Asada’s words convinced locals that — relying on the unique character of the sparsely populated area — they could revitalize the city by creating the nation’s leading cycling course.
With revitalization now within their sights, a nonprofit organization promoting Masuda city, Masudashi Machiokoshi no Kai, was launched in January 2012 with Kanami Saito and Katsuhiro Saito as the main members.
That August, the organization held Masuda Inaka Ride, an event that took cyclists along the sea and river and over mountains.
Since 2014, the event’s course has incorporated a unique stretch — the runway at Iwami Airport. Taking advantage of the low traffic at the airport — only two flights a day link Iwami and Haneda airports at normal times — the organization obtained permission from the central and prefectural governments to use the airport for a cycling course.
Many cyclists have taken an interest in the event for the chance to get closer to local townspeople, and vice versa.

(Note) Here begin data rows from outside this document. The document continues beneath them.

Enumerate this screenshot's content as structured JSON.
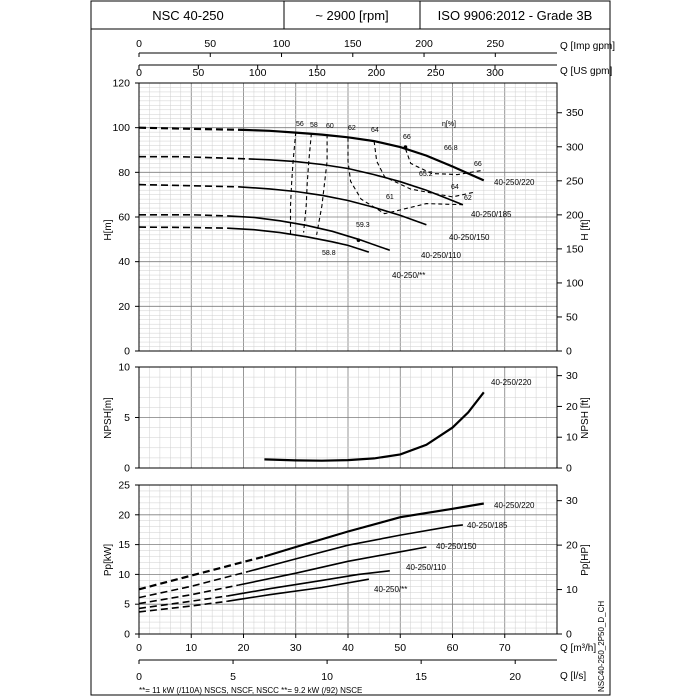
{
  "header": {
    "model": "NSC 40-250",
    "speed": "~ 2900 [rpm]",
    "standard": "ISO 9906:2012 - Grade 3B"
  },
  "footer": {
    "note": "**= 11 kW (/110A) NSCS, NSCF, NSCC   **= 9.2 kW (/92) NSCE",
    "code": "NSC40-250_2P50_D_CH"
  },
  "axes": {
    "q_imp": {
      "label": "Q [Imp gpm]",
      "ticks": [
        "0",
        "50",
        "100",
        "150",
        "200",
        "250"
      ],
      "values": [
        0,
        50,
        100,
        150,
        200,
        250
      ]
    },
    "q_us": {
      "label": "Q [US gpm]",
      "ticks": [
        "0",
        "50",
        "100",
        "150",
        "200",
        "250",
        "300"
      ],
      "values": [
        0,
        50,
        100,
        150,
        200,
        250,
        300
      ]
    },
    "q_m3h": {
      "label": "Q [m³/h]",
      "ticks": [
        "0",
        "10",
        "20",
        "30",
        "40",
        "50",
        "60",
        "70"
      ],
      "values": [
        0,
        10,
        20,
        30,
        40,
        50,
        60,
        70
      ]
    },
    "q_ls": {
      "label": "Q [l/s]",
      "ticks": [
        "0",
        "5",
        "10",
        "15",
        "20"
      ],
      "values": [
        0,
        5,
        10,
        15,
        20
      ]
    },
    "h_m": {
      "label": "H[m]",
      "ticks": [
        "0",
        "20",
        "40",
        "60",
        "80",
        "100",
        "120"
      ],
      "values": [
        0,
        20,
        40,
        60,
        80,
        100,
        120
      ]
    },
    "h_ft": {
      "label": "H [ft]",
      "ticks": [
        "0",
        "50",
        "100",
        "150",
        "200",
        "250",
        "300",
        "350"
      ],
      "values": [
        0,
        50,
        100,
        150,
        200,
        250,
        300,
        350
      ]
    },
    "npsh_m": {
      "label": "NPSH[m]",
      "ticks": [
        "0",
        "5",
        "10"
      ],
      "values": [
        0,
        5,
        10
      ]
    },
    "npsh_ft": {
      "label": "NPSH [ft]",
      "ticks": [
        "0",
        "10",
        "20",
        "30"
      ],
      "values": [
        0,
        10,
        20,
        30
      ]
    },
    "p_kw": {
      "label": "Pp[kW]",
      "ticks": [
        "0",
        "5",
        "10",
        "15",
        "20",
        "25"
      ],
      "values": [
        0,
        5,
        10,
        15,
        20,
        25
      ]
    },
    "p_hp": {
      "label": "Pp[HP]",
      "ticks": [
        "0",
        "10",
        "20",
        "30"
      ],
      "values": [
        0,
        10,
        20,
        30
      ]
    }
  },
  "chart_data": [
    {
      "type": "line",
      "panel": "head",
      "x_unit": "m³/h",
      "xlim": [
        0,
        80
      ],
      "ylim": [
        0,
        120
      ],
      "y_unit": "m",
      "eta_axis_label": "η[%]",
      "series": [
        {
          "name": "40-250/220",
          "dashed": [
            [
              0,
              100
            ],
            [
              10,
              99.5
            ],
            [
              20,
              99
            ]
          ],
          "solid": [
            [
              20,
              99
            ],
            [
              25,
              98.6
            ],
            [
              30,
              97.8
            ],
            [
              35,
              96.9
            ],
            [
              40,
              95.7
            ],
            [
              45,
              94
            ],
            [
              50,
              91.3
            ],
            [
              55,
              87.5
            ],
            [
              60,
              82.6
            ],
            [
              66,
              76.4
            ]
          ]
        },
        {
          "name": "40-250/185",
          "dashed": [
            [
              0,
              87
            ],
            [
              8,
              87
            ],
            [
              21,
              86
            ]
          ],
          "solid": [
            [
              21,
              86
            ],
            [
              25,
              85.6
            ],
            [
              30,
              84.8
            ],
            [
              35,
              83.5
            ],
            [
              40,
              81.7
            ],
            [
              45,
              79
            ],
            [
              50,
              75.8
            ],
            [
              55,
              72
            ],
            [
              62,
              65.5
            ]
          ]
        },
        {
          "name": "40-250/150",
          "dashed": [
            [
              0,
              74.5
            ],
            [
              10,
              74
            ],
            [
              19,
              73.5
            ]
          ],
          "solid": [
            [
              19,
              73.5
            ],
            [
              25,
              72.6
            ],
            [
              30,
              71.4
            ],
            [
              35,
              69.7
            ],
            [
              40,
              67.4
            ],
            [
              45,
              64.3
            ],
            [
              50,
              60.7
            ],
            [
              55,
              56.5
            ]
          ]
        },
        {
          "name": "40-250/110",
          "dashed": [
            [
              0,
              61
            ],
            [
              10,
              61
            ],
            [
              17,
              60.5
            ]
          ],
          "solid": [
            [
              17,
              60.5
            ],
            [
              22,
              59.8
            ],
            [
              27,
              58.3
            ],
            [
              32,
              56.3
            ],
            [
              37,
              53.6
            ],
            [
              42,
              50
            ],
            [
              48,
              45.1
            ]
          ]
        },
        {
          "name": "40-250/**",
          "dashed": [
            [
              0,
              55.5
            ],
            [
              10,
              55.3
            ],
            [
              17,
              55
            ]
          ],
          "solid": [
            [
              17,
              55
            ],
            [
              22,
              54.3
            ],
            [
              27,
              53
            ],
            [
              32,
              51.2
            ],
            [
              37,
              48.9
            ],
            [
              40,
              47.3
            ],
            [
              44,
              44.3
            ]
          ]
        }
      ],
      "efficiency_contours": [
        {
          "label": "56",
          "points": [
            [
              30,
              98
            ],
            [
              29.5,
              85
            ],
            [
              29.2,
              75
            ],
            [
              29,
              65
            ],
            [
              29,
              52
            ]
          ]
        },
        {
          "label": "58",
          "points": [
            [
              33,
              97.5
            ],
            [
              32.5,
              85
            ],
            [
              32.2,
              75
            ],
            [
              32,
              65
            ],
            [
              31.5,
              53
            ]
          ]
        },
        {
          "label": "60",
          "points": [
            [
              36,
              97
            ],
            [
              36,
              85
            ],
            [
              35.5,
              75
            ],
            [
              35,
              65
            ],
            [
              34,
              52
            ]
          ]
        },
        {
          "label": "62",
          "points": [
            [
              40,
              95.5
            ],
            [
              40,
              85
            ],
            [
              40.5,
              76
            ],
            [
              42.5,
              68
            ],
            [
              47,
              61.5
            ],
            [
              55,
              66
            ],
            [
              62,
              65.5
            ]
          ]
        },
        {
          "label": "64",
          "points": [
            [
              45,
              94
            ],
            [
              45.5,
              85
            ],
            [
              47,
              78
            ],
            [
              52,
              72.5
            ],
            [
              60,
              69
            ],
            [
              64,
              71
            ]
          ]
        },
        {
          "label": "66",
          "points": [
            [
              51,
              90.5
            ],
            [
              52,
              84
            ],
            [
              56,
              79.5
            ],
            [
              61,
              79
            ],
            [
              66,
              81
            ]
          ]
        }
      ],
      "efficiency_labels": [
        "56",
        "58",
        "60",
        "62",
        "64",
        "66",
        "66.8",
        "66",
        "65.2",
        "64",
        "62",
        "61",
        "59.3",
        "58.8"
      ]
    },
    {
      "type": "line",
      "panel": "npsh",
      "x_unit": "m³/h",
      "xlim": [
        0,
        80
      ],
      "ylim": [
        0,
        10
      ],
      "y_unit": "m",
      "series": [
        {
          "name": "40-250/220",
          "solid": [
            [
              24,
              0.85
            ],
            [
              30,
              0.75
            ],
            [
              35,
              0.72
            ],
            [
              40,
              0.78
            ],
            [
              45,
              0.95
            ],
            [
              50,
              1.35
            ],
            [
              55,
              2.3
            ],
            [
              60,
              4.0
            ],
            [
              63,
              5.5
            ],
            [
              66,
              7.5
            ]
          ]
        }
      ]
    },
    {
      "type": "line",
      "panel": "power",
      "x_unit": "m³/h",
      "xlim": [
        0,
        80
      ],
      "ylim": [
        0,
        25
      ],
      "y_unit": "kW",
      "series": [
        {
          "name": "40-250/220",
          "dashed": [
            [
              0,
              7.5
            ],
            [
              10,
              9.8
            ],
            [
              24,
              13
            ]
          ],
          "solid": [
            [
              24,
              13
            ],
            [
              30,
              14.6
            ],
            [
              40,
              17.2
            ],
            [
              50,
              19.6
            ],
            [
              60,
              21
            ],
            [
              66,
              21.9
            ]
          ]
        },
        {
          "name": "40-250/185",
          "dashed": [
            [
              0,
              6.1
            ],
            [
              10,
              8
            ],
            [
              21,
              10.5
            ]
          ],
          "solid": [
            [
              21,
              10.5
            ],
            [
              30,
              12.6
            ],
            [
              40,
              14.9
            ],
            [
              50,
              16.6
            ],
            [
              60,
              18.1
            ],
            [
              62,
              18.3
            ]
          ]
        },
        {
          "name": "40-250/150",
          "dashed": [
            [
              0,
              5.1
            ],
            [
              10,
              6.6
            ],
            [
              19,
              8.2
            ]
          ],
          "solid": [
            [
              19,
              8.2
            ],
            [
              30,
              10.2
            ],
            [
              40,
              12.2
            ],
            [
              50,
              13.8
            ],
            [
              55,
              14.6
            ]
          ]
        },
        {
          "name": "40-250/110",
          "dashed": [
            [
              0,
              4.3
            ],
            [
              10,
              5.5
            ],
            [
              17,
              6.4
            ]
          ],
          "solid": [
            [
              17,
              6.4
            ],
            [
              25,
              7.6
            ],
            [
              35,
              9
            ],
            [
              42,
              10
            ],
            [
              48,
              10.6
            ]
          ]
        },
        {
          "name": "40-250/**",
          "dashed": [
            [
              0,
              3.7
            ],
            [
              10,
              4.7
            ],
            [
              17,
              5.5
            ]
          ],
          "solid": [
            [
              17,
              5.5
            ],
            [
              25,
              6.6
            ],
            [
              35,
              7.8
            ],
            [
              44,
              9.2
            ]
          ]
        }
      ]
    }
  ]
}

Mutsue Ishikawa volunteered to make vegetable tempura for race participants at a rest area. “I’m glad to hear them say they want to come back next year,” she said.
Participants, for their part, are keen to interact with locals. “An old woman working at a farm paused and waved her hand,” one said.

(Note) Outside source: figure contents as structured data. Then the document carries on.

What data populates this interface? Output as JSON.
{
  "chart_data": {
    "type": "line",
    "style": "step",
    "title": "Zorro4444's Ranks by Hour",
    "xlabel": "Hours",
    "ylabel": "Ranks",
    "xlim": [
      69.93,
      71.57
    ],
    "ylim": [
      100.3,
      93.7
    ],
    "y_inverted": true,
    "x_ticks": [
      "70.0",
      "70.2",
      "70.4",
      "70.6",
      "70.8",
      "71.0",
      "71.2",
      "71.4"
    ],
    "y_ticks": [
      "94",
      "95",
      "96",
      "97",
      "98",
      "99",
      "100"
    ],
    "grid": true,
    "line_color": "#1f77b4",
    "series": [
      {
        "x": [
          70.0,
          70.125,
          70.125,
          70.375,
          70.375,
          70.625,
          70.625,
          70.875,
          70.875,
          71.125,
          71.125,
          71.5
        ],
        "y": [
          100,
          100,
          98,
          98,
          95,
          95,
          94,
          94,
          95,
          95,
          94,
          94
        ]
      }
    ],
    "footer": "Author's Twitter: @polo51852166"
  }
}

A total of 522 cyclists attended last year’s event — more than three times the 163 that showed up for the inaugural ride.

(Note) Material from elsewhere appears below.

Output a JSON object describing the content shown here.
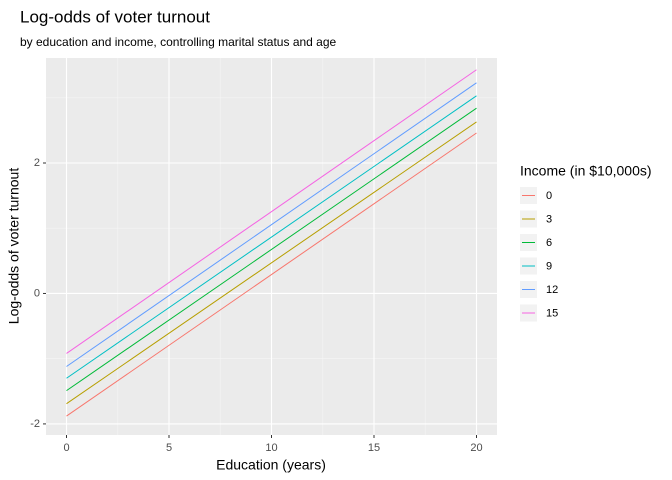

Meanwhile, the local government has also responded positively to the bicycling boom. The municipal government made a bid in March last year to host the camp for cyclists during the 2020 Tokyo Olympic and Paralympic Games.
Plans also exist to build a locker room at Iwami Airport so that bicycle lovers can cycle onto the course right after stepping off the airplane.
But attracting large numbers requires getting the word out about the cycling course and fully preparing to receive visitors.
“I want everyone who comes here to think that they made the right choice. That’s why each and every one of us has to put our heads together to make this work,” Kanami said.
Events related to cycling have been increasing, including full-scale road races for young cyclists and training camps for high school students. But the city needs to do more to publicize itself across the nation.
Event organizers hope to see their hometown filled with people enthusiastic over the chance to cycle on Masuda’s rural roads.
Masuda, Shimane Pref.
Located on the western edge of the prefecture, the city borders Hiroshima and Yamaguchi prefectures. It had a population of 47,670 at the end of May, a drop of 7,000 from November 2004 when it was formed through a merger of three municipalities — the former Masuda, Mito and Hikimi.
Iwami Airport in the city has two flights a day to Haneda Airport.
The city is said to be where renowned ink brush artist Sesshu, a Zen monk in the Muromachi period (1336-1573), spent his last days, and it contains two gardens created by the famed painter. However, many tourists tend to travel to Tsuwano and Hagi in Yamaguchi Prefecture via the airport. Promoting tourism has, therefore, been a challenge for Masuda.